A New Private School Heads for Manchester

A national chain of private schools with a work-study model is poised to enter the Richmond market, setting its sights on Manchester.

Supporters of Cristo Rey, a Jesuit Catholic school founded in Chicago, plan to build the campus next to Sacred Heart Church on the 1400 block of Perry Street. They hope to open in time for the 2019-2020 school year.

Backers of the four-year college preparatory school have raised about $2 million toward the $2.5 million needed to trigger support from the national organization.

Cristo Rey schools aim to serve low-income populations by offering a private education for around $900 a year. About 60 percent of the school’s funding comes through corporate donors, which pay $34,000 a year to support the enrollment of four students.

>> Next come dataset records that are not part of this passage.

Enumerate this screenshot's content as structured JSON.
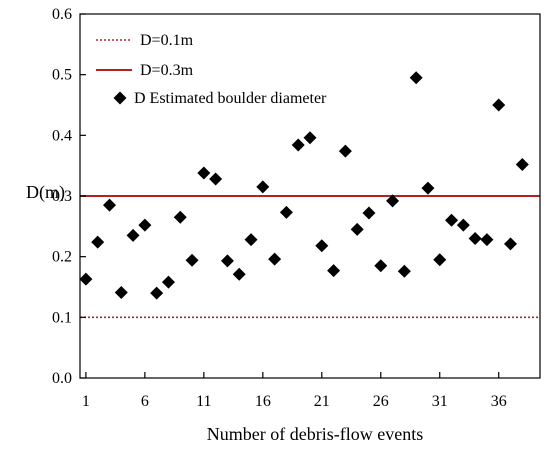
{
  "chart_data": {
    "type": "scatter",
    "xlabel": "Number of debris-flow events",
    "ylabel": "D(m)",
    "xlim": [
      0.5,
      39.5
    ],
    "ylim": [
      0,
      0.6
    ],
    "x_ticks": [
      1,
      6,
      11,
      16,
      21,
      26,
      31,
      36
    ],
    "y_ticks": [
      0,
      0.1,
      0.2,
      0.3,
      0.4,
      0.5,
      0.6
    ],
    "grid": false,
    "legend_position": "top-left",
    "reference_lines": [
      {
        "name": "D=0.1m",
        "y": 0.1,
        "style": "dotted",
        "color": "#a52a2a"
      },
      {
        "name": "D=0.3m",
        "y": 0.3,
        "style": "solid",
        "color": "#b22222"
      }
    ],
    "series": [
      {
        "name": "D Estimated boulder diameter",
        "marker": "diamond",
        "color": "#000000",
        "points": [
          [
            1,
            0.163
          ],
          [
            2,
            0.224
          ],
          [
            3,
            0.285
          ],
          [
            4,
            0.141
          ],
          [
            5,
            0.235
          ],
          [
            6,
            0.252
          ],
          [
            7,
            0.14
          ],
          [
            8,
            0.158
          ],
          [
            9,
            0.265
          ],
          [
            10,
            0.194
          ],
          [
            11,
            0.338
          ],
          [
            12,
            0.328
          ],
          [
            13,
            0.193
          ],
          [
            14,
            0.171
          ],
          [
            15,
            0.228
          ],
          [
            16,
            0.315
          ],
          [
            17,
            0.196
          ],
          [
            18,
            0.273
          ],
          [
            19,
            0.384
          ],
          [
            20,
            0.396
          ],
          [
            21,
            0.218
          ],
          [
            22,
            0.177
          ],
          [
            23,
            0.374
          ],
          [
            24,
            0.245
          ],
          [
            25,
            0.272
          ],
          [
            26,
            0.185
          ],
          [
            27,
            0.292
          ],
          [
            28,
            0.176
          ],
          [
            29,
            0.495
          ],
          [
            30,
            0.313
          ],
          [
            31,
            0.195
          ],
          [
            32,
            0.26
          ],
          [
            33,
            0.252
          ],
          [
            34,
            0.23
          ],
          [
            35,
            0.228
          ],
          [
            36,
            0.45
          ],
          [
            37,
            0.221
          ],
          [
            38,
            0.352
          ]
        ]
      }
    ]
  }
}
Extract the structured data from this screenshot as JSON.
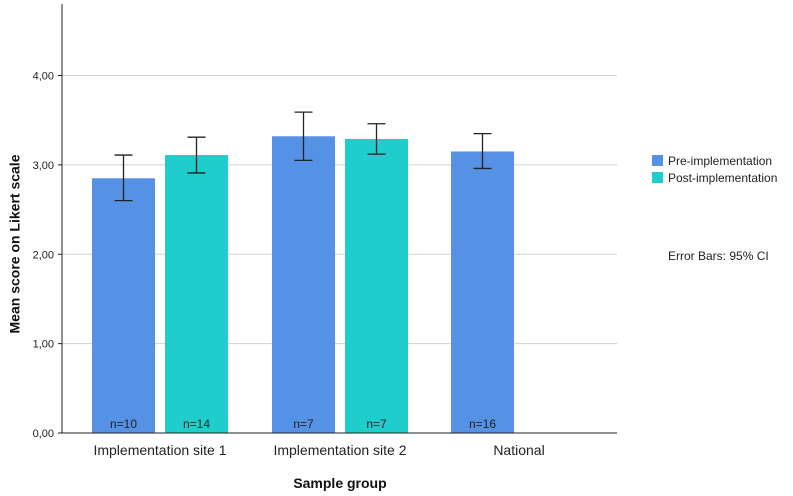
{
  "chart_data": {
    "type": "bar",
    "xlabel": "Sample group",
    "ylabel": "Mean score on Likert scale",
    "ylim": [
      0,
      4.8
    ],
    "yticks": [
      "0,00",
      "1,00",
      "2,00",
      "3,00",
      "4,00"
    ],
    "ytick_values": [
      0,
      1,
      2,
      3,
      4
    ],
    "categories": [
      "Implementation site 1",
      "Implementation site 2",
      "National"
    ],
    "series": [
      {
        "name": "Pre-implementation",
        "color": "#5591E4",
        "values": [
          2.85,
          3.32,
          3.15
        ],
        "ci_low": [
          2.6,
          3.05,
          2.96
        ],
        "ci_high": [
          3.11,
          3.59,
          3.35
        ],
        "n_labels": [
          "n=10",
          "n=7",
          "n=16"
        ]
      },
      {
        "name": "Post-implementation",
        "color": "#1FCDCD",
        "values": [
          3.11,
          3.29,
          null
        ],
        "ci_low": [
          2.91,
          3.12,
          null
        ],
        "ci_high": [
          3.31,
          3.46,
          null
        ],
        "n_labels": [
          "n=14",
          "n=7",
          null
        ]
      }
    ],
    "legend_position": "right",
    "note": "Error Bars: 95% CI"
  }
}
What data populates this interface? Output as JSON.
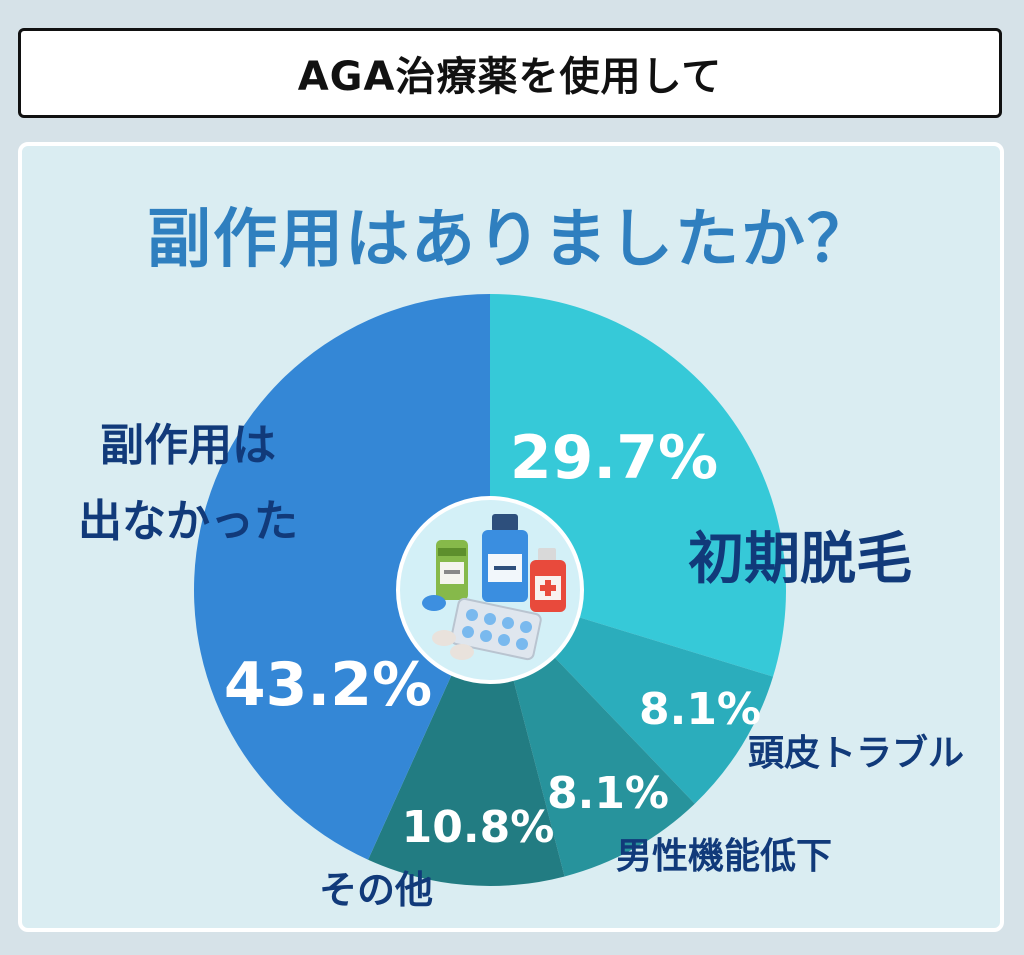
{
  "header": {
    "title": "AGA治療薬を使用して"
  },
  "question": "副作用はありましたか？",
  "colors": {
    "background": "#d6e2e8",
    "panel": "#daedf2",
    "question_text": "#2f7fbf",
    "label_dark": "#113a7a"
  },
  "chart_data": {
    "type": "pie",
    "title": "副作用はありましたか？",
    "start": "top, clockwise",
    "slices": [
      {
        "label": "初期脱毛",
        "value": 29.7,
        "value_label": "29.7%",
        "color": "#36c9d8"
      },
      {
        "label": "頭皮トラブル",
        "value": 8.1,
        "value_label": "8.1%",
        "color": "#2badbc"
      },
      {
        "label": "男性機能低下",
        "value": 8.1,
        "value_label": "8.1%",
        "color": "#27939c"
      },
      {
        "label": "その他",
        "value": 10.8,
        "value_label": "10.8%",
        "color": "#227c82"
      },
      {
        "label": "副作用は出なかった",
        "label_lines": [
          "副作用は",
          "出なかった"
        ],
        "value": 43.2,
        "value_label": "43.2%",
        "color": "#3487d6"
      }
    ]
  },
  "center_image": {
    "icon": "medicine-bottles-and-pills-icon"
  }
}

In turn, those four students work at that company one day a week to pay for their education that year.

“The corporate relationship is critical to the success of these schools,” says Alexa Quinn, feasibility study co-chair for the school. “Many of these students have never seen the downtown areas, so we are exposing them to a world that they’ve never seen and have never felt like they’ve belonged in or knew existed.”

Another 30 percent of school funding comes from traditional fundraising, and families are expected to pay around 10 percent of the tuition. But the school will work with parents on that, says another study coordinator, Katie Yohe.

“No family will ever be turned away because they can’t afford it,” she says. For a family of four, there’s a $35,000 income cap for the student to be eligible to attend.

Virginia Commonwealth University professor Genevieve Siegel-Hawley, whose 2016 book examines racial stratification and inequality in American schools, says it’s difficult to evaluate the success of such programs, depending on how they recruit and choose their students. But she questions the model of an economically segregated school, even one with good intentions.

“There are lots of important things you don’t get from a segregated school, like learning to negotiate across differences,” Siegel-Hawley says. “That’s not to say we don’t have segregated public schools. But it continues to decentralize our efforts.”

Quinn cites the success of the 32 Cristo Rey schools across the country: “It was designed to educate this population group. Their motto is transforming urban America one student at a time.”

The school plans to enroll 100 ninth-grade students in its first year and build to 400 to 450 students. Formal recruitment hasn’t started, Yohe says.

Quinn declines to named the 17 corporate donors on board, but says they’d be familiar to people. “We’re being embraced by the Richmond corporate world,” she says. “They love this work-study model — and to be philanthropic in their workplace.”

The Catholic Diocese is donating the land, next to two row houses it owns on church property, as well as a substantial sum of money.

Yohe estimates a goal of raising another $12 million to $15 million for construction. She says the building that housed the Southside Child Development Center, which closed last year, is likely to be demolished.